Sekretaris Kabinet Teddy Indra Wijaya mengungkapkan bahwa Presiden Prabowo Subianto telah memanggil sejumlah menteri di bidang politik dan keamanan untuk membahas perkembangan kondisi global dan dampaknya terhadap Indonesia. Pertemuan ini digelar di kediaman Presiden di Padepokan Garuda Yaksa, Bukit Hambalang, Bogor, pada hari Senin, 23 Juni 2025.
Dalam sebuah pernyataan, Teddy menjelaskan bahwa agenda utama rapat tersebut adalah untuk membahas berbagai tantangan yang muncul dari dinamika global serta langkah-langkah strategis yang harus diambil oleh pemerintah. "Pertemuan tersebut membahas terkait perkembangan kondisi global dan dampaknya terhadap Indonesia, beserta langkah strategis yang harus dipersiapkan," ujar Teddy melalui akun resmi Sekretariat Kabinet di media sosial.
Peserta Rapat
Beberapa menteri yang ikut dalam rapat terbatas ini antara lain Menteri Koordinator Bidang Politik dan Keamanan Budi Gunawan, Menteri Luar Negeri Sugiono, Menteri Dalam Negeri Tito Karnavian, dan Menteri Pertahanan Sjafrie Sjamsoeddin. Selain itu, juga hadir Menteri Komunikasi dan Digital Meutya Hafid, Kapolri Jenderal Pol Listyo Sigit Prabowo, Panglima TNI Jenderal TNI Agus Subiyanto, Jaksa Agung ST Burhanuddin, serta Kepala Badan Siber dan Sandi Negara Nugroho Sulistyo.
Evakuasi WNI dari Iran
Salah satu isu yang mendesak adalah evakuasi warga negara Indonesia (WNI) yang berada di Iran, di tengah ketegangan perang antara Iran dan Israel.
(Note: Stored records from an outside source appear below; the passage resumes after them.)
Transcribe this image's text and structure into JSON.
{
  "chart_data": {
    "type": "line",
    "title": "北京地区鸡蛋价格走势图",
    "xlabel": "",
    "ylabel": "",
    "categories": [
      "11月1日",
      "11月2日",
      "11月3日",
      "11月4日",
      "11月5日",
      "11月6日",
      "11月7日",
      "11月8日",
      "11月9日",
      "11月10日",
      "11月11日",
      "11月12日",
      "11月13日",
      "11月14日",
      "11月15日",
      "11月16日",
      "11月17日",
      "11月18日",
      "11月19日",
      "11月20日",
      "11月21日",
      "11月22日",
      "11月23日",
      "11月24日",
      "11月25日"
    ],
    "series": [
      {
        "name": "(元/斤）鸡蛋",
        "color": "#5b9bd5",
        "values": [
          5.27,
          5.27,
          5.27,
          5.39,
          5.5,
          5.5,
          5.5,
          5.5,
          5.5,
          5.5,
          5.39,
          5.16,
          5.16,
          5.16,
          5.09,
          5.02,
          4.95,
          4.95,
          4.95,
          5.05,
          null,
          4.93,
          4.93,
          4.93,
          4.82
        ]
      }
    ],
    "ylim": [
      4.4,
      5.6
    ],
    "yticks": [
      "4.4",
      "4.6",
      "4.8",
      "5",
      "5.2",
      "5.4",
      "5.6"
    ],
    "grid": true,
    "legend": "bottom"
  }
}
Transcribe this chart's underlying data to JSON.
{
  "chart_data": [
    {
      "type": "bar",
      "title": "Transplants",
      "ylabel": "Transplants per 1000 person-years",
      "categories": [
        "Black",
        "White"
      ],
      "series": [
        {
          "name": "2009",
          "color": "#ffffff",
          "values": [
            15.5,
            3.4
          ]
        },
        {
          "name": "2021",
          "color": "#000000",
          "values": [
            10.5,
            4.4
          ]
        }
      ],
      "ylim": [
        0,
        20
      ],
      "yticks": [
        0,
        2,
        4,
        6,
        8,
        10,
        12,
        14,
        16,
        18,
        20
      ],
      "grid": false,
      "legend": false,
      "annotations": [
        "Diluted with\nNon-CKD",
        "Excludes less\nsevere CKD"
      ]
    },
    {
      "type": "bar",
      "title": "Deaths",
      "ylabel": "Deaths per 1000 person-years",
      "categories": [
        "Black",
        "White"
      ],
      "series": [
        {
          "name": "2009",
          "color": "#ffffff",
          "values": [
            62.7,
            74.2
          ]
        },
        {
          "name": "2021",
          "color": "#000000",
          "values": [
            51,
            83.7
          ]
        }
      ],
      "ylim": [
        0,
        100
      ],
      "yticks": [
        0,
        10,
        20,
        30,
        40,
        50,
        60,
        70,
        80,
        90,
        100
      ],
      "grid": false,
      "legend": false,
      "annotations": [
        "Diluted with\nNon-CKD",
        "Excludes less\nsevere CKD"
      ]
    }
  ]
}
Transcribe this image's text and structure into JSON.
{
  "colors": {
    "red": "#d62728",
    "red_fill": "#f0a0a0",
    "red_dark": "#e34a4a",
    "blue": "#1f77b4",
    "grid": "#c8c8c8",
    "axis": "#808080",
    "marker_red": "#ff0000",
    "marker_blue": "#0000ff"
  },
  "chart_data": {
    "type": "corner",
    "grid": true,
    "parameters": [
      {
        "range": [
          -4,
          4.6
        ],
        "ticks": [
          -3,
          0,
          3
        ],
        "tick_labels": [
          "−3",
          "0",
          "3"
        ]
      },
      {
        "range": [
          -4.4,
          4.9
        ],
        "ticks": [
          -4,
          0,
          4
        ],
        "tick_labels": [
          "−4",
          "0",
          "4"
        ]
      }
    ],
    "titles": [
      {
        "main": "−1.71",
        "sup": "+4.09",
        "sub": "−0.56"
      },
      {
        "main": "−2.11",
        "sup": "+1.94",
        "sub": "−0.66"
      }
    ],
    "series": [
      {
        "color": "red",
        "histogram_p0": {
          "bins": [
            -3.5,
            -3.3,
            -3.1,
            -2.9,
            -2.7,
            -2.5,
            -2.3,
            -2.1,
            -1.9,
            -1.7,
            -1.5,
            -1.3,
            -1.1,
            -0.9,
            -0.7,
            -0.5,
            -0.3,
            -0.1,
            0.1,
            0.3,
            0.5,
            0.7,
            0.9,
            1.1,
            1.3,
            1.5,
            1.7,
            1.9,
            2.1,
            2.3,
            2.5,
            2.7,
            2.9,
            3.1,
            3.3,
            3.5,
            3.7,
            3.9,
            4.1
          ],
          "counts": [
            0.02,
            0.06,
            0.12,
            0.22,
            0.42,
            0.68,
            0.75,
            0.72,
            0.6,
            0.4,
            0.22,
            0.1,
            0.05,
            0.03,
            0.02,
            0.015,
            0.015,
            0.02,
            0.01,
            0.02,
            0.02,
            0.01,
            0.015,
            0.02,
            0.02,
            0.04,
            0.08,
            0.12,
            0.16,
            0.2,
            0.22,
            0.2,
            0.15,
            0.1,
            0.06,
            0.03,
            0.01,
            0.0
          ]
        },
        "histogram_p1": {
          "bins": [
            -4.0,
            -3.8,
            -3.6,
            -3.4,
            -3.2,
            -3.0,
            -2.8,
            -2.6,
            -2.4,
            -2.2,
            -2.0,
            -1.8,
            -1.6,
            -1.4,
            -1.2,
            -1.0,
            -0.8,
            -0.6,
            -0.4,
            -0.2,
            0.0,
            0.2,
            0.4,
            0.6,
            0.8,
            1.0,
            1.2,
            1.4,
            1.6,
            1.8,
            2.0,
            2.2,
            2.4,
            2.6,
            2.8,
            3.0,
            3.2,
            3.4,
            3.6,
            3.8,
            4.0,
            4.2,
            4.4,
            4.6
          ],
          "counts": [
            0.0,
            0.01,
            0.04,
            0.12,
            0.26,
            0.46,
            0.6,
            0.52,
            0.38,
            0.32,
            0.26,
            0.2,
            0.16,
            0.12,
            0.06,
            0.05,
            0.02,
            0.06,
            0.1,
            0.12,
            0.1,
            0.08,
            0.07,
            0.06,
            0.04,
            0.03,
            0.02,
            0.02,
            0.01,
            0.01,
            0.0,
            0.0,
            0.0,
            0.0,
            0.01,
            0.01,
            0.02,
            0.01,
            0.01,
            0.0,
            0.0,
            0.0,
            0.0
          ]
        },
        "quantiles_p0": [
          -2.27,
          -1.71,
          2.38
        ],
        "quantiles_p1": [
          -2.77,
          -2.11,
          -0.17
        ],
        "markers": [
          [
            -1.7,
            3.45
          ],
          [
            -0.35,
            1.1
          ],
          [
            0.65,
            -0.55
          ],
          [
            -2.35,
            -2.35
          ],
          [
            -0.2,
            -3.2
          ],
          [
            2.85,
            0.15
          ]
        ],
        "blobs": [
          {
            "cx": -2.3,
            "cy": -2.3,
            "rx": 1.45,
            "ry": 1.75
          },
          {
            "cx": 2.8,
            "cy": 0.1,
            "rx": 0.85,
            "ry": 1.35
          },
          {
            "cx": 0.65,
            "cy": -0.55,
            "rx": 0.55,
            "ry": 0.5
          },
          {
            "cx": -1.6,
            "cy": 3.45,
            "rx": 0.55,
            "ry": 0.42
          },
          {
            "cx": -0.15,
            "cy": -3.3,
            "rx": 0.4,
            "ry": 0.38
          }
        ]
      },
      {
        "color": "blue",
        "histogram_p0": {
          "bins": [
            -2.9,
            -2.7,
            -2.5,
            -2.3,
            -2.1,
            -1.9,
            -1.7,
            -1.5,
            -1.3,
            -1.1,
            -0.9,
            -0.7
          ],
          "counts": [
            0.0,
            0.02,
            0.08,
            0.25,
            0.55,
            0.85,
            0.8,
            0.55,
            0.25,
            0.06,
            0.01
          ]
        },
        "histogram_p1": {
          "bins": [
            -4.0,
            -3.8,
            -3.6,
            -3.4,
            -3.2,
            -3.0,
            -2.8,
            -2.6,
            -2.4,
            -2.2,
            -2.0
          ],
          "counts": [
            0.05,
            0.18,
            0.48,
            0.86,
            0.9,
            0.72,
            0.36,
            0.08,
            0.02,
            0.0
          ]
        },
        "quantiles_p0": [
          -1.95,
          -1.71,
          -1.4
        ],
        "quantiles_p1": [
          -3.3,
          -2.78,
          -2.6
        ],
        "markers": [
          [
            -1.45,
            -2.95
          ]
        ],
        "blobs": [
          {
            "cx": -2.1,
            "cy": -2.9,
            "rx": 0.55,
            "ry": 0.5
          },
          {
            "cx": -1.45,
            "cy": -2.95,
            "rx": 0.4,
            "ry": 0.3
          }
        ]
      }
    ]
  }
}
Menteri Budi Gunawan menyampaikan bahwa gelombang pertama evakuasi WNI dari Iran akan tiba di Jakarta pada 24 Juni 2025, dengan jumlah 29 orang yang disebar dalam tiga penerbangan komersial. "Gelombang pertama WNI dari Iran berjumlah 29 orang, berangkat dari Baku, Azerbaijan tanggal 23 Juni 2025," jelas Budi.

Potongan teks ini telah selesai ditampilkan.